“In New York there is a contract on his life. In Nebraska, there
is an unscrupulous plastic surgeon. After the events of The Hunter, Parker ends
up in the Midwest getting a new face to hide himself from The Outfit. But he is
now faced (no pun intended) with dwindling funds, so he gets involved with a
sketchy armored car robbery in New Jersey with two former acquaintances, Skimm
and Handy McKay. While he scores hid biggest haul, there is a catch (well,
two). The first is the original planner of the heist, a dangerous woman named
Alma (and Skimm’s girlfriend). Both Parker and McKay figure out that Alma is
going to betray them. The second involves the murder of the Doctor Adler, the
surgeon who altered Parker’s face (along with others). Stubbs, Adler’s chauffer,
believes it to be one of three men who could’ve killed the doctor, and sets off
to New Jersey in hopes of finding out if Parker was the one, because if he can’t,
he’s willing to rat out Parker to The Outfit”
Parker is a no nonsense character
that always does what is necessary and never deals from a position of weakness.

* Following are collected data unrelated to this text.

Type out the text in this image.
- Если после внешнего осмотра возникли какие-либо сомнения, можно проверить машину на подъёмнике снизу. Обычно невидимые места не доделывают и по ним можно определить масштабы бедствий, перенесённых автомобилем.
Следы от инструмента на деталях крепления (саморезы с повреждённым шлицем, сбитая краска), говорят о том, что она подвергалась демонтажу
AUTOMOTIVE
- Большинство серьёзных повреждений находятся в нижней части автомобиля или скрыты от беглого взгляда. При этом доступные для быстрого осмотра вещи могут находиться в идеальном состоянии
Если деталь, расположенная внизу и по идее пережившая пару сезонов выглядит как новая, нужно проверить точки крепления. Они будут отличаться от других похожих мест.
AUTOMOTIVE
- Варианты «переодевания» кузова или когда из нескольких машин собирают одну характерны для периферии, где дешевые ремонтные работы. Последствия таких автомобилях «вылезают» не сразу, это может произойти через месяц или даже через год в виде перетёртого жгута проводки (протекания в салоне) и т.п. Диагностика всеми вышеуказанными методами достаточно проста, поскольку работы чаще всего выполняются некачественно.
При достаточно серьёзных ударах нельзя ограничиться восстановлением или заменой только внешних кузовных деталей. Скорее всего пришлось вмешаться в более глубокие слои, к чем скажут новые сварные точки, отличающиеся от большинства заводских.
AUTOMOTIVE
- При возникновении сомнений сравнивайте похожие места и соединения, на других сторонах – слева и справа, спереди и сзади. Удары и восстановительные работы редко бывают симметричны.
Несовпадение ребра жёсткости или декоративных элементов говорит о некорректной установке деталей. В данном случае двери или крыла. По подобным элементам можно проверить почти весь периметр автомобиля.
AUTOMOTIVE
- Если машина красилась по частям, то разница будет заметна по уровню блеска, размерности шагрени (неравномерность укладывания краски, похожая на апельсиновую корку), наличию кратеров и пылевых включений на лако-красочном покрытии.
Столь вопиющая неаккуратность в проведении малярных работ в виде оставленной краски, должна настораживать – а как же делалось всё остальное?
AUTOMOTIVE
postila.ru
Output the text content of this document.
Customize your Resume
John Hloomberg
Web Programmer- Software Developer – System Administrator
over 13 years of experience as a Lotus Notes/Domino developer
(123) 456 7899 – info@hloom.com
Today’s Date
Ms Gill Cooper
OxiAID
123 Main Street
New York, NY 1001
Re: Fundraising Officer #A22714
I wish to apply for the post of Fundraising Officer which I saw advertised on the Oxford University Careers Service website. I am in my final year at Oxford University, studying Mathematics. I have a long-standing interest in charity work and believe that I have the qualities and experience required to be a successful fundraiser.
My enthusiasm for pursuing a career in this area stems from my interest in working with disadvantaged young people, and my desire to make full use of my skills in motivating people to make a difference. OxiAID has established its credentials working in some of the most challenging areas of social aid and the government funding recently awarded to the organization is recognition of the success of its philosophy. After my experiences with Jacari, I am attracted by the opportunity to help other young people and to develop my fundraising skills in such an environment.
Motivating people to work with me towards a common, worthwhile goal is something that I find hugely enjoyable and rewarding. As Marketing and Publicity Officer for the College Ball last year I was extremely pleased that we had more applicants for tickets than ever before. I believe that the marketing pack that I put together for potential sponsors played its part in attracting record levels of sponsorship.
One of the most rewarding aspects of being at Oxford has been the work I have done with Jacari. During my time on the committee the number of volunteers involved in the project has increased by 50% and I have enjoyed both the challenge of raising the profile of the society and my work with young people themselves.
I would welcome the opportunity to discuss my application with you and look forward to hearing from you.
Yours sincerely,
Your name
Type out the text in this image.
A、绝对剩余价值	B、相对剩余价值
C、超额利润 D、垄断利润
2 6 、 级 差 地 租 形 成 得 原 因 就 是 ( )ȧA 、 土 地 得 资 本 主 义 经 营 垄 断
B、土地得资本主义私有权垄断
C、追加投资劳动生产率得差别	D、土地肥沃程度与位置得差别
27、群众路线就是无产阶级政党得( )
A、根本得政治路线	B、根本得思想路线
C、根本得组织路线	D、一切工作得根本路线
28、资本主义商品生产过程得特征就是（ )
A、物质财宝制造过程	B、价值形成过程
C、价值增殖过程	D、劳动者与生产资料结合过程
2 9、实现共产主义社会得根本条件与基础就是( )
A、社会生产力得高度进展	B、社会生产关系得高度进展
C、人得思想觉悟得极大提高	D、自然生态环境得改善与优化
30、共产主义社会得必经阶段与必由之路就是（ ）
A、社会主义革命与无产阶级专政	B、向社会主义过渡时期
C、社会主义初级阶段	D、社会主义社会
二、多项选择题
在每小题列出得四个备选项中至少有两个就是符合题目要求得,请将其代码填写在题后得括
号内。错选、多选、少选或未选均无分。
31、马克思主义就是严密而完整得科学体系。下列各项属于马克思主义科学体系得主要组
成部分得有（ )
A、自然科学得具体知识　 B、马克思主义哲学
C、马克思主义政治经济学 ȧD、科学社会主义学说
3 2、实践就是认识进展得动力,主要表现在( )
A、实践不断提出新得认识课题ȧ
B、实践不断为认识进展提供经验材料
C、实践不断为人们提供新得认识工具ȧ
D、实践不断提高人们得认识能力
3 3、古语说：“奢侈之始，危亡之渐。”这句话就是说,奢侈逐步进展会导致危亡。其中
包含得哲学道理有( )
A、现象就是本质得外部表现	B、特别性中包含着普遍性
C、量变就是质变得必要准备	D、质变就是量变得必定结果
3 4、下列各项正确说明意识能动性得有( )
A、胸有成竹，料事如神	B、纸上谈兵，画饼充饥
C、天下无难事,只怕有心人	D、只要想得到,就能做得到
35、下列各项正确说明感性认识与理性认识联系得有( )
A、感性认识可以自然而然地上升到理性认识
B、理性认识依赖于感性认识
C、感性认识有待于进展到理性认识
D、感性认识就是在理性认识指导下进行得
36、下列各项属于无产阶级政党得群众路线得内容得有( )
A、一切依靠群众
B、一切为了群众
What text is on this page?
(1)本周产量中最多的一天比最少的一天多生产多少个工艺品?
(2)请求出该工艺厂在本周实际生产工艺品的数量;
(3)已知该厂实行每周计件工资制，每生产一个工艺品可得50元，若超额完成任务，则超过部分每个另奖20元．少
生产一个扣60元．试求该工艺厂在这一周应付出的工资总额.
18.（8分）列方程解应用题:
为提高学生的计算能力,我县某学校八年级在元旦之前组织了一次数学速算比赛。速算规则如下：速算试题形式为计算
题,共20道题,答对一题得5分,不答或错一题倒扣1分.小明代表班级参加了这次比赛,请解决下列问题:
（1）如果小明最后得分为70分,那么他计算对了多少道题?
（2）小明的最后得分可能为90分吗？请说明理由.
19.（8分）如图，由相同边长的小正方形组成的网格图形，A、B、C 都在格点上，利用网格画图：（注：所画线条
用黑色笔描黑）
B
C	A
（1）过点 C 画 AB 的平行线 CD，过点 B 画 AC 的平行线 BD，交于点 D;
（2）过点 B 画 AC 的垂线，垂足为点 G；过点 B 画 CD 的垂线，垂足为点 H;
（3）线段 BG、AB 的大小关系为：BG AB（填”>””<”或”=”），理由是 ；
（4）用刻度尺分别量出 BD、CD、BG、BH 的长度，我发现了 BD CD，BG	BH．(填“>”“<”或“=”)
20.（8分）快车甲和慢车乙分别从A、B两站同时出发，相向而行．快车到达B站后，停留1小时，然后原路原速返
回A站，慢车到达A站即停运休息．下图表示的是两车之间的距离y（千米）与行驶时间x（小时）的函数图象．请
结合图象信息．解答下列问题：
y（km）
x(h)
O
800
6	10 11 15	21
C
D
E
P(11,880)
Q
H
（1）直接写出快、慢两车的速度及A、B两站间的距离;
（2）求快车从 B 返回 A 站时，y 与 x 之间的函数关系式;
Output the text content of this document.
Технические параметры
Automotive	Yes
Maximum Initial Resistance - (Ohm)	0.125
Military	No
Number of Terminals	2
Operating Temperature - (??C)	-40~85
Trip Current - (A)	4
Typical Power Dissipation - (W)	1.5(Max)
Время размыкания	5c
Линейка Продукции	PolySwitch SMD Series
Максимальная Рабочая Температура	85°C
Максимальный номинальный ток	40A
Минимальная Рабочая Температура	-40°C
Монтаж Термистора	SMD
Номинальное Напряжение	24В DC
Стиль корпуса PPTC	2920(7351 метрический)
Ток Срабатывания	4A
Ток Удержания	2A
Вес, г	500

Donald E. Westlake, writing as Richard Stark, has created an amoral character
who you sort of root for. He is a killer, he is a thief, he plans out his hits
with a laser focus, but finds that something always upsets the apple cart.
Unlike Westlake’s other recurring character, John Dortmunder, the Parker tales
are more brutal, less humorous, but still entertaining. The Man with the Getaway
Face is well written, tightly plotted, with some twists and surprises.
This second book is not as
thrilling as The Hunter (which had a more beginning, middle, and an end aspect)
as Stark/Westlake takes up a lot of time describing the minutiae of the heist
and is clearly laying the ground work for the third book. However, having read
the Dortmunder books first, I can almost see the divulging point here from the
serious world of Parker and John Dortmunder’s comic bad luck (though
that was nearly a decade away when this book was released) world during the
planning stage of the heist. There is a fine the line here between Parker
and Dortmunder and it amuses me to see that (unconsciously, obviously) Westlake was
starting to lay the ground work for his other popular series.